Funk Patrol

The child has a computer! The child has a computer! The child has a COMPUTER! Hunza’s instinct was to run but that would draw too much attention. Instead she walked towards the child and sat down nearby. Maybe it wasn’t a real one, she thought, it could be a toy – but even toy computers were forbidden in the Black Zone. They were allowed in the Brown Zone, and of course real computers resided only in the White Zone. Hunza could walk away, pretend she’d never seen it, but it was too late. A camera was sure to have seen her. She had no choice.

She said, “What are you doing, child?”

The child was young – three or four – and not aware of his actions. That was good. It wasn’t his fault. It was faulty parents. No, not faulty – that was a Brown Zone term – more stupid. Yes, stupid parents. Oh My God! It was Brain Training! It was Brain Training! It was BRAIN TRAINING! Hunza couldn’t believe this was happening. She had found a child with the highest form of contraband! She snatched the child’s computer, and he burst into tears. When he’d stopped crying, she said, “Where did you get this?” and he burst into tears again. This wasn’t getting her anywhere, so she said, “Where do you live?” The child pointed towards a crazy mosaic tree house, 200 metres away. “Come on, let’s go.”

“You are this child’s parents?” Hunza said to the couple within.

“Yes we are,” they said, not seeming concerned. “What’s the problem Officer?”

“I must report a very serious offence to you. Here is the charge sheet. Your child had a computer.”

“He had a ‘puter?” said the mother.

“Yes, a ‘puter.” said Hunza.

“You are a puta!” shouted the mother. “A big fat puta!”

“A Cosi Fan Tutte!” shouted the father, his voice transforming into singing. A Cosi Fan Tutte! You are a big fat COSI FAN TUTTE!”

Hunza sang too, “Shut up or I’ll shoot ya! I will, I’ll shoot ya! Honest to God, I’LL SHOOT YA!”

The father grabbed a mandolin and began plucking its strings. The mother ran to another room, and returned banging bongos. The child was bemused at first, and then realized what was happening, and blew into a plastic trumpet, creating broken birdsong and a baby camel’s groan. Neighbours heard the commotion and ran to join in. A tall white man rapped about his “cracky homey hood”. An East Indian woman performed barely-perceptible, moving-nonmoving, Tai Chi moves, while her midget partner practised kendo. A black bodybuilder chanted the Kabbalistic names of God. A Chinese girl made yoga-bridges, almost becoming a hoop. A man in a wheelchair told racist jokes which everybody laughed at, while a woman on a drip and oxygen support mimed filthy porn. Hunza ripped up the charge sheet and threw it in the air, and as it fluttered down like snowflakes, began breakdancing. Everybody made a human pyramid, with the man in the wheelchair at the top, and the woman on drip and oxygen pretending to pleasure him. The pyramid soon collapsed with uproarious laughter.

What a fabulous community I live in, thought Hunza, so wonderfully eccentric, filled with every kind of art imaginable and the highest proportion of Crazies in the Valley. She was doing a good job, she felt, as a Senior Officer of the Funk Patrol.
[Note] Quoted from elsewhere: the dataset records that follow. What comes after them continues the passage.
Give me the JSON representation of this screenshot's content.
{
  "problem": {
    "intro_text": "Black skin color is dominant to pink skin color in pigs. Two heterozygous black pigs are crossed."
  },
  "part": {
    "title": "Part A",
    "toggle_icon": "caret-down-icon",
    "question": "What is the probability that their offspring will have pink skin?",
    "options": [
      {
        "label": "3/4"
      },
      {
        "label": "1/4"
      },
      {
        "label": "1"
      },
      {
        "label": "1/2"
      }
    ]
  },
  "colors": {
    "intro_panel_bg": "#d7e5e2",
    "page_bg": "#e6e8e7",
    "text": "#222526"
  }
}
She encouraged Crazies to join in with the Funk, but most stood on the sidelines. Every now and then a Wacky Wallflower would summon courage and share their inspiration with others – this was a big step in their returning to the fold. There was also a parallel movement of disillusioned Funksters drifting away to the sidelines, to remain there till their inspiration returned. Crazies were the most highly valued members of the Black Zone, and this crossing back and forth was precious. It enhanced their in/sanity.
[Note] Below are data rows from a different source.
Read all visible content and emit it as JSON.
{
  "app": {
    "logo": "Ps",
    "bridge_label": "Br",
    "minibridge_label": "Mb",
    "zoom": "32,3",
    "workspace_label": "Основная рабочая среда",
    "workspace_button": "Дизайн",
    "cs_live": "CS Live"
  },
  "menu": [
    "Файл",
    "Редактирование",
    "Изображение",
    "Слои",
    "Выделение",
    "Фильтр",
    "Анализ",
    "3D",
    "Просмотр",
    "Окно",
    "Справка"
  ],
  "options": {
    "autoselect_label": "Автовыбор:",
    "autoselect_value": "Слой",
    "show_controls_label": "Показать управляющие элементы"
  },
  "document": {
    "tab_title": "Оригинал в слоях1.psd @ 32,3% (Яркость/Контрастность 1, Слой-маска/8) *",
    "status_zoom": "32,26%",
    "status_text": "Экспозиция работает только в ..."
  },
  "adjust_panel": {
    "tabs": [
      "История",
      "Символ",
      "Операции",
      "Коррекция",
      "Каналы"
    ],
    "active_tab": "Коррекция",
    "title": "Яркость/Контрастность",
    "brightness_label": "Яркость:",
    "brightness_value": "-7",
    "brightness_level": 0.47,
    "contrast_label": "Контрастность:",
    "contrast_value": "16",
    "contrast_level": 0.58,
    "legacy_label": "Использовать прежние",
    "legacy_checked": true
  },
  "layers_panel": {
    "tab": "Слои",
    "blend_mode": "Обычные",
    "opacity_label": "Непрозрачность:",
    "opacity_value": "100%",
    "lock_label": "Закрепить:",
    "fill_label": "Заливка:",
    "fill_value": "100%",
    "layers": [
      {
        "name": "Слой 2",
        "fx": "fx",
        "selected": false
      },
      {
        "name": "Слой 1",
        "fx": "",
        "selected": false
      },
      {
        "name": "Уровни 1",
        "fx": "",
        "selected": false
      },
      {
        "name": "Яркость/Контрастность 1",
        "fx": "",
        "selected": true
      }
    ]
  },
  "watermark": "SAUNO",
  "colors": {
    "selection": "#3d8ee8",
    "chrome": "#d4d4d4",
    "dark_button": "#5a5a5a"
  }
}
“Funk Patroller!” shouted a man known to her, who had good form. “Have you considered changing your title to ‘Funk Petrol-er’? That’s what they called gas in Europe –

you know, petrol – before it ran out. Isn’t that your job really – to add fuel to the fire? To make it roar? I’ve been thinking about that a lot. The metaphor of fire. It’s an element that doesn’t exist of itself. It’s more a transformative state. A way of being free. If you…”
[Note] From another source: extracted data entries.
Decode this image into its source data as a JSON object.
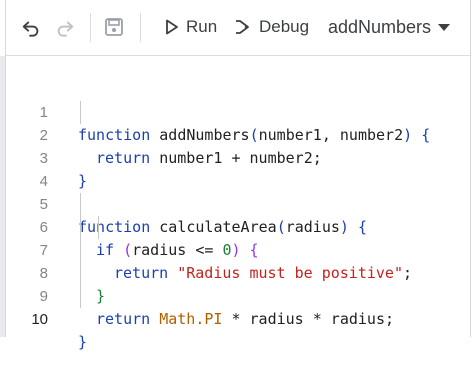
{
  "toolbar": {
    "undo_icon": "undo-icon",
    "redo_icon": "redo-icon",
    "save_icon": "save-icon",
    "run_label": "Run",
    "debug_label": "Debug",
    "function_select": "addNumbers"
  },
  "editor": {
    "line_numbers": [
      "1",
      "2",
      "3",
      "4",
      "5",
      "6",
      "7",
      "8",
      "9",
      "10"
    ],
    "active_line": "10",
    "lines": {
      "l1": {
        "kw": "function",
        "name": "addNumbers",
        "paren_open": "(",
        "params": "number1, number2",
        "paren_close": ")",
        "brace": "{"
      },
      "l2": {
        "kw": "return",
        "expr": "number1 + number2;"
      },
      "l3": {
        "brace": "}"
      },
      "l5": {
        "kw": "function",
        "name": "calculateArea",
        "paren_open": "(",
        "params": "radius",
        "paren_close": ")",
        "brace": "{"
      },
      "l6": {
        "kw": "if",
        "paren_open": "(",
        "cond": "radius <= ",
        "num": "0",
        "paren_close": ")",
        "brace": "{"
      },
      "l7": {
        "kw": "return",
        "string": "\"Radius must be positive\"",
        "semi": ";"
      },
      "l8": {
        "brace": "}"
      },
      "l9": {
        "kw": "return",
        "math": "Math.PI",
        "expr": " * radius * radius;"
      },
      "l10": {
        "brace": "}"
      }
    }
  }
}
Hunza had to think quickly. This man was a poet, but was now becoming a philosopher. In the Black Zone, that was a truly crazy thing to do. Truly crazy! TRULY CRAZY! If he was thought to be logical, White Zone computers would see him as a threat. The cameras that watched them around-the-clock – as entertainment feed for the liquid brains in huge, cooled metal buildings – would pick up on it quickly. They would instruct slithering robots from the Brown Zone to come and deal with the matter. The robots would caution the local Funk Patroller and remove the Logical Aberration. Humans were retained for fun, not for thinking. The computers were much better at that.

Hunza snatched a bamboo pole from the midget kendo practitioner and bashed the philosopher on the head with it. He fell, clutching his temples, and shook on the floor, frothing and laughing. Cameras whirred nearby. Hunza wondered, “Did I deal that with that comically, not logically? I really hope so.”